Opinión | Dramatis Personae
Un poco de sol

Prisioneras de Auschwitz empleadas como mano de obra esclava. / Museo del Holcausto de EEUU
No podemos cambiar ni nada especial nos sucede cada 1 de enero, aunque la Tierra haya completado su ciclo alrededor del Sol. Nuestro sistema solar tarda 250 millones de años en realizar su propia circunvolución a la galaxia. Así de insignificantes somos; los mismos en cualquier caso que antes de esas doce campanadas. Cuando se haya detenido la vibración de la última nos seguirán definiendo las tibias virtudes y miserias con las que tejemos la vida cada día.
Necesitamos estas piedras miliares, sin embargo, como altos en el camino.
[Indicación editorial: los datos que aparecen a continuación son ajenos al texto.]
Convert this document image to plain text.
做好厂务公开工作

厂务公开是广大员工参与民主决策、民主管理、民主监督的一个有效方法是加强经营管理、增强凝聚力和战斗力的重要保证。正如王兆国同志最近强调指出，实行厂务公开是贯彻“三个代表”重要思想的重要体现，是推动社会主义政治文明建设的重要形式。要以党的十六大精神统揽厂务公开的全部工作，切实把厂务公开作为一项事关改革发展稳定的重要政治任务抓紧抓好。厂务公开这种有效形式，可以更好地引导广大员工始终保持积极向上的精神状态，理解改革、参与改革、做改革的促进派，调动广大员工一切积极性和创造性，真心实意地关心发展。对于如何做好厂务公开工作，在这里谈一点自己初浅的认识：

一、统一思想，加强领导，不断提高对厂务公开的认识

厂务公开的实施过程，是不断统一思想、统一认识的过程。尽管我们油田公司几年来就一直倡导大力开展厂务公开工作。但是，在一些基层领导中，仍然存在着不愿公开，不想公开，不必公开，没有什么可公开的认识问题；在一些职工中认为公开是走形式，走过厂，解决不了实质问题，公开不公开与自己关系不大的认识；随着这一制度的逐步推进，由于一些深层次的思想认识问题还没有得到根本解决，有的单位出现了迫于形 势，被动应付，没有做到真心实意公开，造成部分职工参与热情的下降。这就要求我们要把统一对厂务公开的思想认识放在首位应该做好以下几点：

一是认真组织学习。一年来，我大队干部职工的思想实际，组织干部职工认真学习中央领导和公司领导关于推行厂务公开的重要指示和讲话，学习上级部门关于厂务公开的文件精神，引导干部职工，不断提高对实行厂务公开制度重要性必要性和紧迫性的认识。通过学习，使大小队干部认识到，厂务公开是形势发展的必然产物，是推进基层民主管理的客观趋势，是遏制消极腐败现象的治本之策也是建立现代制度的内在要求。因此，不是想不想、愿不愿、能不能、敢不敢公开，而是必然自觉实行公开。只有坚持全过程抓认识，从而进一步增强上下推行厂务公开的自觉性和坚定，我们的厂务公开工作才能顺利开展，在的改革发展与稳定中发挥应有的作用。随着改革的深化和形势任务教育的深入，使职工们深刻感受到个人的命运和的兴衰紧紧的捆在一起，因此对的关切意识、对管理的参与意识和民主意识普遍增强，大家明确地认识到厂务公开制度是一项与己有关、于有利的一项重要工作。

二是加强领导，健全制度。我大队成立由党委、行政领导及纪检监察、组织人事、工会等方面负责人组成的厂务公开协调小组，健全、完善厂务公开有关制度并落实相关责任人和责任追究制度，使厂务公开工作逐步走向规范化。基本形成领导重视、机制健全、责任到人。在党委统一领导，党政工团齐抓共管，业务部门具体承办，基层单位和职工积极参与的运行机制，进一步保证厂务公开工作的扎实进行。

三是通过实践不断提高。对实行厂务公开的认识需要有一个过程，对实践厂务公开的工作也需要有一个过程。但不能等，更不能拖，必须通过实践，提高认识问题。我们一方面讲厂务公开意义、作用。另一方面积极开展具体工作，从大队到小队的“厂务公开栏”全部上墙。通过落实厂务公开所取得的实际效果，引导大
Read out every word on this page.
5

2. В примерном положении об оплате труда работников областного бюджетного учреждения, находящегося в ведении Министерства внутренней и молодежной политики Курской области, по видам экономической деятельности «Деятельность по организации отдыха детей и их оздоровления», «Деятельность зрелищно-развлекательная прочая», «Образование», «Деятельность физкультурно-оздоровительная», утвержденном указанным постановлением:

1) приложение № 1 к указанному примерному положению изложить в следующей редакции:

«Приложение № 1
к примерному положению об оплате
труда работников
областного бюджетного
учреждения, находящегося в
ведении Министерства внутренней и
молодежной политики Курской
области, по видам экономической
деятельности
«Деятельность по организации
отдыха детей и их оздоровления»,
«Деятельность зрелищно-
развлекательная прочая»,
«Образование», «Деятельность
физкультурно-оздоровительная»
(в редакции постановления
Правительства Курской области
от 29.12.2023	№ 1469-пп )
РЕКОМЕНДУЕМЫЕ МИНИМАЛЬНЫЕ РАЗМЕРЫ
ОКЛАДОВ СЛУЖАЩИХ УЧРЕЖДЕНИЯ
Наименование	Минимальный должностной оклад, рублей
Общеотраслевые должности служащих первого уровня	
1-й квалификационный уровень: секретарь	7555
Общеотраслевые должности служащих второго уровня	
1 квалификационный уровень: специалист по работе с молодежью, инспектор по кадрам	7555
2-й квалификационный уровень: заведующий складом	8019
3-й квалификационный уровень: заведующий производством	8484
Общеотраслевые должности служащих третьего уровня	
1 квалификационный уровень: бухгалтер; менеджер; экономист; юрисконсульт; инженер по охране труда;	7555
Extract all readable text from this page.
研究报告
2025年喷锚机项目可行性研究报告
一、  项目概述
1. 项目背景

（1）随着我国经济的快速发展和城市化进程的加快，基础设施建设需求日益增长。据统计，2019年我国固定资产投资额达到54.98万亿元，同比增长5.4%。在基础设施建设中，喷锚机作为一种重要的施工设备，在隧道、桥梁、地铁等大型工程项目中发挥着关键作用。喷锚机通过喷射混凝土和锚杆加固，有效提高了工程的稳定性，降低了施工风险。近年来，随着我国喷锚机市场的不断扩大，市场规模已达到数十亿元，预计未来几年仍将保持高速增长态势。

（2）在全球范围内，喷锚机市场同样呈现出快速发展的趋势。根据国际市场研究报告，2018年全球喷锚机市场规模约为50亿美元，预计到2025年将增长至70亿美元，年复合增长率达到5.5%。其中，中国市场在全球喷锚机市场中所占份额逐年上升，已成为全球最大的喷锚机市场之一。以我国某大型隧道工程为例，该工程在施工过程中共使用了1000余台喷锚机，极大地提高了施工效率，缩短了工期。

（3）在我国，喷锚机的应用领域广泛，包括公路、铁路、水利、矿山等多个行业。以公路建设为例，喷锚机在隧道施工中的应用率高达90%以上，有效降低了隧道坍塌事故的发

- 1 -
Nos facilitan la fantasía de que podemos comenzar de cero o al menos rectificar los pasos torcidos. Afrontamos cada fin de año como una visita al confesionario o una mudanza de casa. Pretendemos reordenar nuestras almas y nuestras pertenencias. Ante el calendario en blanco repasamos pecados y catalogamos propósitos de enmienda. Esas promesas constituyen una esperanza frágil y delicada como una gota de rocío, que inevitablemente se evaporará. Claudicaremos más pronto que tarde a apetitos, instintos y pulsiones. No podemos cambiar.
A Stanislawa Rachwalowa la internaron en Auschwitz a finales de 1942. Libertada al final de la guerra en Dachau, a donde la habían trasladado, en 1946 fue encarcelada nuevamente. Las autoridades soviéticas la acusaban de actividades subversivas. Un tribunal militar polaco la condenó a muerte.
En la prisión de Montelupich, en Cracovia, Stanislawa se encontró con María Mandel, supervisora de la sección de mujeres en Auschwitz-Birkenau, especialmente temida por la brutalidad de sus palizas. Mandel aguardaba su propia ejecución en una celda contigua. Ambas se reconocieron mutuamente. Cuando Stanislawa trabajaba en las cocinas del campo, había probado en sus carnes el cinturón de Mandel.
Cuenta Stanislawa cómo disfrutó viendo a su antigua torturadora ahora humillada, fregando los suelos, y cómo se dejó llevar por la ira cuando le ordenaron que ejerciese de traductora con Mandel. Stanislawa le escupió las instrucciones –«achtung, schnell»– como a ella le había sucedido y la abofeteó. Justo en ese instante reconoció en la mirada de Mandel el exacto miedo que Stanislawa había padecido y en sí misma «a la bestia que todos llevamos dentro», escribiría. Esa noche lloró amargamente sobre su jergón.
Volvieron a verse una vez más en las duchas, a solas y desnudas. Mandel se aproximó a una Stanislawa temblorosa, atenazada por los recuerdos, que no se esperaba la repentina súplica.
–Pido perdón.
–Yo perdono –respondió Stanislawa, estrechando su mano húmeda.
–Dziekuje –se despediría Mandel mientras las guardianas se la llevaban. «Gracias», en polaco. Sonreía. A Mandel la ahorcaron poco después. A Stanislawa le fueron conmutando penas hasta que la soltaron en 1956 y murió ya octogenaria. Ambas, en cierto modo, se liberaron de sus monstruos.
No podemos cambiar ni desandarnos. Nos exigimos demasiado. A nuestro alcance, por contra, están esos pequeños actos, como pedir perdón y perdonar, que de alguna manera nos redimen. El padre de Jack Lemmon, en su lecho de muerte, le encomendó: «Derrama un poco de sol por el mundo». Es un buen propósito, asequible, mientras este diminuto planeta prosigue su viaje alrededor de su indiferente estrella.